Emouvante, charmante, touchante, romanesque, déroutante... Les adjectifs ne manquent pas pour décrire cette expérience cinématographique dont on ne peut pas ressortir totalement indemne. Servie par un casting très inspiré par leurs personnages (si Tom Hiddleston est juste parfait, Mark Hamill, Chiwetel Ejiofor, Karen Gillan et Jacob Tremblay ont également su investir leurs rôles respectifs avec une certaine magie), cette histoire de rêves et de destins brisés découpée en trois périodes de vie (et de mort) montées à rebours, nous déstabilise tout d'abord avec un premier tableau apocalyptique dont on comprendra les causes par la suite, auquel succède une scène de comédie musicale euphorisante, avant un récit d’apprentissage bouleversant.
Mike Flanagan a de toute évidence totalement absorbé l'essence de la nouvelle de Stephen King pour en proposer une adaptation personnelle particulièrement réussie, même si elle ne respecte bien évidemment pas l'intégralité de l’œuvre originelle, ce que semblent reprocher certains spectateurs qui préfèrent sans doute quand un film transpose un livre à la lettre, de la première à la dernière ligne. Ce qui n'arrive quasiment jamais car un film n'est pas un livre et que vouloir adapter un roman en le copiant-collant est le plus souvent une hérésie. Ce qui compte, c'est d'être capable d'en extraire la substantifique moelle pour ne pas trahir l’œuvre d'origine, ce qu'a parfaitement réussi à faire le scénariste et réalisateur Mike Flanagan dans le cas de "Life of Chuck". Sans doute les spectateurs mécontents n'ont-ils pas réellement compris ce que la nouvelle de Stephen King signifiait réellement.
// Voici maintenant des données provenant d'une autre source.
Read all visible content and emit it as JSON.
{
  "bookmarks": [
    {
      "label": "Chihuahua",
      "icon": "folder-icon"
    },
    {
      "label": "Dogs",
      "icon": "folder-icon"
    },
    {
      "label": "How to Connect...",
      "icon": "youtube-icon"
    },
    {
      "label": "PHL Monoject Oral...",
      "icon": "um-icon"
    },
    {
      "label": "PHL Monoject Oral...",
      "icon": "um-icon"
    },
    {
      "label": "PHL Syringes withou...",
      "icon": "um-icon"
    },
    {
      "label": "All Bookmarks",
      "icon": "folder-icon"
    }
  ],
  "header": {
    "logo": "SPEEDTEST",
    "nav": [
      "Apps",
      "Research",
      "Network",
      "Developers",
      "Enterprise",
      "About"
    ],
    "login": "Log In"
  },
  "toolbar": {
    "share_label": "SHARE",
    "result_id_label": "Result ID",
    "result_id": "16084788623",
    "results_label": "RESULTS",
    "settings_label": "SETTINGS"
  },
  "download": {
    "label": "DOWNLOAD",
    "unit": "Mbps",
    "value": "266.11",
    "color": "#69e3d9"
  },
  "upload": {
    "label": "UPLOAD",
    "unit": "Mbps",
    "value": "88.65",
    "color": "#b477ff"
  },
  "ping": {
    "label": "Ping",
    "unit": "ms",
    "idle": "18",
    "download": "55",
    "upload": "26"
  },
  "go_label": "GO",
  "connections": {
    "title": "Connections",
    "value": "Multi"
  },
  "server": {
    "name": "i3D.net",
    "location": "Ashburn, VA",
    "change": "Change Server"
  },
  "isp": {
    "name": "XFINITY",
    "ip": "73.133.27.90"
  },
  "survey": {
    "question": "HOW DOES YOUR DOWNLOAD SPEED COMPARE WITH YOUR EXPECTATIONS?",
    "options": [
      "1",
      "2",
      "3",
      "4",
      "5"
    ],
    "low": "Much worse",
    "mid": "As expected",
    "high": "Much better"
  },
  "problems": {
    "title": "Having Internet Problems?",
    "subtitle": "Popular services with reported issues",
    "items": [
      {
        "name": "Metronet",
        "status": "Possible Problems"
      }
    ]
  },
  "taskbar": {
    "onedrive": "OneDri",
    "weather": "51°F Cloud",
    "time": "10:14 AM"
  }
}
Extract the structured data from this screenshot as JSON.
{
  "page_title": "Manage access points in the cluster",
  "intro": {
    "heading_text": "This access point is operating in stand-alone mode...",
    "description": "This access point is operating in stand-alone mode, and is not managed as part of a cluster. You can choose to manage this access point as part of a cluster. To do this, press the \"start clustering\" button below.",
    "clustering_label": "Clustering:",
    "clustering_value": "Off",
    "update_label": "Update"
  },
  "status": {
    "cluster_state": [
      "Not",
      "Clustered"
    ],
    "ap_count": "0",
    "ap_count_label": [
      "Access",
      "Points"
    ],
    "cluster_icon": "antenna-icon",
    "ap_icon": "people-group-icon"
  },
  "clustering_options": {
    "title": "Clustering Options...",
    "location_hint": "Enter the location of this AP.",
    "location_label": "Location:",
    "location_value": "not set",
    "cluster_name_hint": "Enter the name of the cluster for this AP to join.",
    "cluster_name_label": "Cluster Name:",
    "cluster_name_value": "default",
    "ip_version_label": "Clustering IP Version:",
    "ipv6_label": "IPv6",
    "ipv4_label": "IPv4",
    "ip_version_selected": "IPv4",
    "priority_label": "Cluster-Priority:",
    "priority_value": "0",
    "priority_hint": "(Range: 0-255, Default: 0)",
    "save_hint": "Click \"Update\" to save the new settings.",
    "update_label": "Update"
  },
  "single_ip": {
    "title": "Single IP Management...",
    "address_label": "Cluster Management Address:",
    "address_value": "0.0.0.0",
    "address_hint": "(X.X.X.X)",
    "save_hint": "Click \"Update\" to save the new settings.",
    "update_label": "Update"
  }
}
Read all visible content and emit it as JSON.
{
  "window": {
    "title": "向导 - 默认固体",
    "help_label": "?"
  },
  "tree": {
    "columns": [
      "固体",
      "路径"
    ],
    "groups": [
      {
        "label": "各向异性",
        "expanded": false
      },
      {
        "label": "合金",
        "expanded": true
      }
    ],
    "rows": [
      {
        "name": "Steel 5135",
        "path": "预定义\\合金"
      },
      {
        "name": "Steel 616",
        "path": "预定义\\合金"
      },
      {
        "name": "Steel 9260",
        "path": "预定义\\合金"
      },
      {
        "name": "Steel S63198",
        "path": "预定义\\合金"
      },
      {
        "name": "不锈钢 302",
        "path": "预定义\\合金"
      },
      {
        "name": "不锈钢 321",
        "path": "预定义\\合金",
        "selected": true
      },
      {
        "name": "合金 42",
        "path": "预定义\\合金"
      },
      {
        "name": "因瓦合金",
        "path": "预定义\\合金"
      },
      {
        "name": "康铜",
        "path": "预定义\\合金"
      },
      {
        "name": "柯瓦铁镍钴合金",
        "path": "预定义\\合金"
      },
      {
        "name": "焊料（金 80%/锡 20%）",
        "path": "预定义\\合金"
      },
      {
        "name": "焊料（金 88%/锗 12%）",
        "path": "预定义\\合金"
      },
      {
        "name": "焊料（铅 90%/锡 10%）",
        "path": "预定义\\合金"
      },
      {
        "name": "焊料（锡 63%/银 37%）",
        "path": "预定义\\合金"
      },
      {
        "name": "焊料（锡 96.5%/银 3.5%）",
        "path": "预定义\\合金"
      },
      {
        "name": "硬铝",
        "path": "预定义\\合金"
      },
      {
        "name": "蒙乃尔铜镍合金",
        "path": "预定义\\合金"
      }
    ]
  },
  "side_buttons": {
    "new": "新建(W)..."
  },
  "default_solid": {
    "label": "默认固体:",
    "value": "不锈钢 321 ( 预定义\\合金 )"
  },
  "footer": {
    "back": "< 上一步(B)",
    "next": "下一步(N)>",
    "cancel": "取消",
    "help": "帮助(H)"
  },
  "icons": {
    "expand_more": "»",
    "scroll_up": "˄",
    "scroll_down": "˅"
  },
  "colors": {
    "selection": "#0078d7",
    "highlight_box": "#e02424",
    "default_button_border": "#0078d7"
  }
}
La part de fantastique est ici anecdotique, comme dans bon nombre de livres du maître de l'horreur dont une partie non négligeable de l’œuvre littéraire ne repose pas sur le surnaturel et le spectaculaire, mais uniquement sur des hommes et des femmes ordinaires dont le parcours de vie est jalonné de blessures, de questionnements et de décisions parfois difficiles à prendre. Et plus particulièrement dans sa production de ces dix dernières années (Mr Mercedes, Billy Summers et le recueil "Si ça saigne" de 2020 dont est extrait "Life of Chuck"), sans parler des textes qu'il publiait sous le nom de plume de Richard Bachman dans les années 80. Les spectateurs qui sont déçus de ne pas avoir assisté à d'horribles scènes dans "Life of chuck" sous prétexte qu'il s'agit d'une adaptation d'une nouvelle de Stephen King, ne connaissent visiblement pas le travail de l'auteur.
Parce que l'ombre du King plane sur chaque scène du film et on a même l'impression de l'entendre dans la voix off tant le texte de la narration aurait pu être écrit par le maître lui-même. Les dialogues transpirent King et ceux qui vous diront le contraire n'ont pas dû lire beaucoup de ses livres ou ne les ont pas vraiment saisis. Sans compter celles et ceux qui ne comprennent pas pourquoi le film ne fournit pas une explication rationnelle à tout ce qui se passe. Faut-il toujours mettre tous les points sur tous les "i" ? N'avez-vous donc aucune imagination ni aucun libre arbitre ? Si c'est le cas, n'allez surtout pas voir ce genre de film et préférez une bonne castagne à la Marvel, une aventure décérébrée avec Dwayne Johnson ou une comédie bien grasse.
A une époque où le cinéma hollywoodien a renoncé à nous émouvoir pour nous proposer des films qui se ressemblent tous, "Life of Chuck" fait du bien. Un conte à la fois moderne, intelligent, cruel et tendre.